Qatar’s key economic indicators that stood resilient in 2016 and in the first quarter of 2017 are now looking bleak as the country faces diplomatic and economic isolation from its neighbours and other Arab nations.
The recent sanctions on Qatar by a group of states led by Saudi Arabia, the UAE, Bahrain, Egypt, Libya, Yemen and a few other allied countries is expected to have huge consequences on Qatar’s economy if a solution is delayed.
In the fourth quarter of 2016 Qatar’s GDP improved by 4 per cent quarter on quarter as oil & gas related sectors went up by 6 per cent over the same period. On a year on year basis the GDP was up 2.1 per cent while oil & gas related sectors went down by 6.4 per cent over the same period. The non-oil sector however grew on a year on year basis by 6.5 per cent as the private sector grew by 4 per cent in the same period.
Qatar’s key economic indicators such as liquidity in the banking sector and credit growth were positive until the end of the first quarter.
Total credit facilities continued to grow and stood at a record high level at the end of the first quarter of 2017, with an increase of 1.9 per cent to reach 855 billion Qatari riyals. But with the economic sanctions taking its toll on liquidity, Qatar is facing potential funding shortage and high cost of funds that could curtail credit growth leading to lower GDP growth, especially non-oil GDP growth.
“A peaceful resolution to the GCC-Qatar crisis is most likely, but de-escalation is likely only gradually. Risk of further escalation remains. The large FX mismatch in the Qatari banking sector keeps it vulnerable to an abrupt withdrawal of GCC funding.

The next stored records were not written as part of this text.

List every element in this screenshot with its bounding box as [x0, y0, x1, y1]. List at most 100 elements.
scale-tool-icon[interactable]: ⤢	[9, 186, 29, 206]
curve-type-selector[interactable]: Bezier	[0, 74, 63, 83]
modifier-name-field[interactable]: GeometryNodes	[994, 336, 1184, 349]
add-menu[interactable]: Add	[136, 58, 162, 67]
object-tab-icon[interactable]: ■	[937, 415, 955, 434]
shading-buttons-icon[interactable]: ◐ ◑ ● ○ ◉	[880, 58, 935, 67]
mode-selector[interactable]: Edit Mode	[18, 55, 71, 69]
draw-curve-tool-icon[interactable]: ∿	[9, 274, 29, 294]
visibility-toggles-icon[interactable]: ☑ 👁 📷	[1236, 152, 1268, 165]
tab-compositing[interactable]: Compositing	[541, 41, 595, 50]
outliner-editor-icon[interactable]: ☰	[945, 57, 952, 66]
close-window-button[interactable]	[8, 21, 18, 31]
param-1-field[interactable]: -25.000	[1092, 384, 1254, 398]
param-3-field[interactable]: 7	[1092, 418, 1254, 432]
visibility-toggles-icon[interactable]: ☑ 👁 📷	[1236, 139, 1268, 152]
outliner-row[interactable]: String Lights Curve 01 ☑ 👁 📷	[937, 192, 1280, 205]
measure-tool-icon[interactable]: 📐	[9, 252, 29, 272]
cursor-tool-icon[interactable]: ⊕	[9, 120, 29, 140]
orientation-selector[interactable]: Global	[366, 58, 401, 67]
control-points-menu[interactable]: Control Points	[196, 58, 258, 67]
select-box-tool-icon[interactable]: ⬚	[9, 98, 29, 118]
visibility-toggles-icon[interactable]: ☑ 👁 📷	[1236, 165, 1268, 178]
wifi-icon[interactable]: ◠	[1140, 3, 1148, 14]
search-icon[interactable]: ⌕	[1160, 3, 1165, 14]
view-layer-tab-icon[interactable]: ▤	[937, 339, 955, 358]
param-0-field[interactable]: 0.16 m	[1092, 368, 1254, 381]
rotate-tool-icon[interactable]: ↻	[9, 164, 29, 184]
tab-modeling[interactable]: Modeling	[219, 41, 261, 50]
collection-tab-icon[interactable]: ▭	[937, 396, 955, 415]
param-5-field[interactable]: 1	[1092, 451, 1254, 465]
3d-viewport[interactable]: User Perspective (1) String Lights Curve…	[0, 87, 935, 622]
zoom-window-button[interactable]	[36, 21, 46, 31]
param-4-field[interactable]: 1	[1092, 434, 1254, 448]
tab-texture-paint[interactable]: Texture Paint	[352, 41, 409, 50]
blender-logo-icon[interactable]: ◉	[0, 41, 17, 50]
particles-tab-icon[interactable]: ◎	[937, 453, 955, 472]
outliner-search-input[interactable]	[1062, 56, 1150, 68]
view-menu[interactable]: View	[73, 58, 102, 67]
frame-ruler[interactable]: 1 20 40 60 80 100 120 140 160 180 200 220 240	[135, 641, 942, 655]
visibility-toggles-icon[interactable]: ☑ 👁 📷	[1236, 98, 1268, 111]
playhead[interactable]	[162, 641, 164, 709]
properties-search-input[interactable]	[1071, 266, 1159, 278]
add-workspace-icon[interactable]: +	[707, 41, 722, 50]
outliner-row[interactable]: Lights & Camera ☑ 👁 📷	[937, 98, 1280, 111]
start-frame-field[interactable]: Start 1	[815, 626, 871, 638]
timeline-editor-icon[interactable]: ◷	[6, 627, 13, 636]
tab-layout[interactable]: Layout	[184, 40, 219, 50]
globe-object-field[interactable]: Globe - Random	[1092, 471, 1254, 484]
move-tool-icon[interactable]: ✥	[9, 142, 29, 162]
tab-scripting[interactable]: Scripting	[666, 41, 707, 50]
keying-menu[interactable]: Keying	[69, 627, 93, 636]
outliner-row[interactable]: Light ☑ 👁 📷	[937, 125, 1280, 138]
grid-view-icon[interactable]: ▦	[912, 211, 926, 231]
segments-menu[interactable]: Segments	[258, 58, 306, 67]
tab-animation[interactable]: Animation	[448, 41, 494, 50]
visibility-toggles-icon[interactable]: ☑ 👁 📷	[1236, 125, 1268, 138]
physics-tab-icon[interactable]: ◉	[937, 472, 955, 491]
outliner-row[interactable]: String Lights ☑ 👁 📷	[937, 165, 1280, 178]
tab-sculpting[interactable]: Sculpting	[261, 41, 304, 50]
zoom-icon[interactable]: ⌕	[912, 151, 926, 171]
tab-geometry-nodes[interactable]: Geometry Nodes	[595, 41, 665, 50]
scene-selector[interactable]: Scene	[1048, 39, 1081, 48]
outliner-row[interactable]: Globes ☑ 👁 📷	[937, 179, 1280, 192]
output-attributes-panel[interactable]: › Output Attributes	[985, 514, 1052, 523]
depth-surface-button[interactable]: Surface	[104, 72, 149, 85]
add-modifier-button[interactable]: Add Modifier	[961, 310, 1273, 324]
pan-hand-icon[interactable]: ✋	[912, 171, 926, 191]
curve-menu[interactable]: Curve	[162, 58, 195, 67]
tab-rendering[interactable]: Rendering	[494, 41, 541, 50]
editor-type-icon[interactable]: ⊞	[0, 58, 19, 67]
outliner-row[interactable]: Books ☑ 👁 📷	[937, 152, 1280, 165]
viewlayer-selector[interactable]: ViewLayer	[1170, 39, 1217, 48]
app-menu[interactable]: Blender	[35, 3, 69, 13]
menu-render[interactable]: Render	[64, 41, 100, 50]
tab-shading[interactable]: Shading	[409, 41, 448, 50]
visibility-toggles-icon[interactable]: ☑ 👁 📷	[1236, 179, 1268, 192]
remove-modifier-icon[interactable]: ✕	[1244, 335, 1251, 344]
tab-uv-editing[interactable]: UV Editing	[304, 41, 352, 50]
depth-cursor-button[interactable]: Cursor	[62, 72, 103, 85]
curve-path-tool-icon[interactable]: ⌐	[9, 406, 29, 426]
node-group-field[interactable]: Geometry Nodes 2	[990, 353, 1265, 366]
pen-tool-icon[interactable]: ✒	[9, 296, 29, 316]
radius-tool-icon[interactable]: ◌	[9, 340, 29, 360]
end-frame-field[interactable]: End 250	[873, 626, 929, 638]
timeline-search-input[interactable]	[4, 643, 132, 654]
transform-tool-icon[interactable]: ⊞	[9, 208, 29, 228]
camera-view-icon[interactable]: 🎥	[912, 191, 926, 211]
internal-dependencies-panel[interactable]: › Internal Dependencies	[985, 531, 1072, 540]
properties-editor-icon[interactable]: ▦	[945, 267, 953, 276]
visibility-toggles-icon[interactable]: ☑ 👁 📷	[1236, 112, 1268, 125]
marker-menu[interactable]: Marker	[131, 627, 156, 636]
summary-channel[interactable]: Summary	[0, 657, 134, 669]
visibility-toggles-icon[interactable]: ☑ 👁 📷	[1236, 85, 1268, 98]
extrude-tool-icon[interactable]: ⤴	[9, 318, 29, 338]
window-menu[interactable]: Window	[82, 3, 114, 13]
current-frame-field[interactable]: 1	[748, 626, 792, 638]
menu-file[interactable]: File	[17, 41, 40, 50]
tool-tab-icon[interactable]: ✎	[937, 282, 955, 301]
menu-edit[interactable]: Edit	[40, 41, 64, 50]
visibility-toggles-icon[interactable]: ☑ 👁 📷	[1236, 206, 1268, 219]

We estimate $35 billion (20 per cent of GDP) in banking sector capital outflows within one year if the GCC decides to sever financial ties,” said Jean Michel-Saliba, Mena Economist of Bank of America Merrill Lynch.
Analysts say although Qatar Investment Authority’s (QIA) foreign assets will help the country to withstand outflows and defend the peg, prolonged outflows could erode QIA’s balance sheet.
“Conservatively and arbitrarily assuming that 50 per cent of the QIA portfolio is liquid, the potential GCC claims on the Qatari banking sector ($35 billion) represent a large 20-27 per cent share of the QIA liquid foreign assets,” said Saliba.
According to Institute of International Finance (IIF), a Washington headquartered global association of the financial services industry, if the current crisis persists for an extended period and ties deteriorate further, Qatar’s GDP growth could decline to 1.2 per cent in 2017 and 2 per cent in 2018, principally due to lower non-hydrocarbon growth impacted by increased uncertainty weighing on investment and a tighter financial environment and perhaps deposit flight which could raise the cost of funds.
Cuts in financial ties and increased counterparty concerns could hinder ease of doing business and trade finance. “In this scenario, lower than expected non-hydrocarbon revenue could widen the deficit fiscal deficit to 7.8 per cent of GDP in 2017. The external current account deficit could remain at around 2 per cent of GDP as the sharp fall in travel and transport related service receipts due the prolonged travel bans of neighbours and airspace closures,” said Boban Markovic, Research Analyst at IIF.
While global credit rating agency Standard & Poor’s has downgraded the sovereign ratings of Qatar and changed the outlook of some of the leading corporate entities with negative implications, other rating agencies have warned of potential rating downgrade and change in outlook to negative.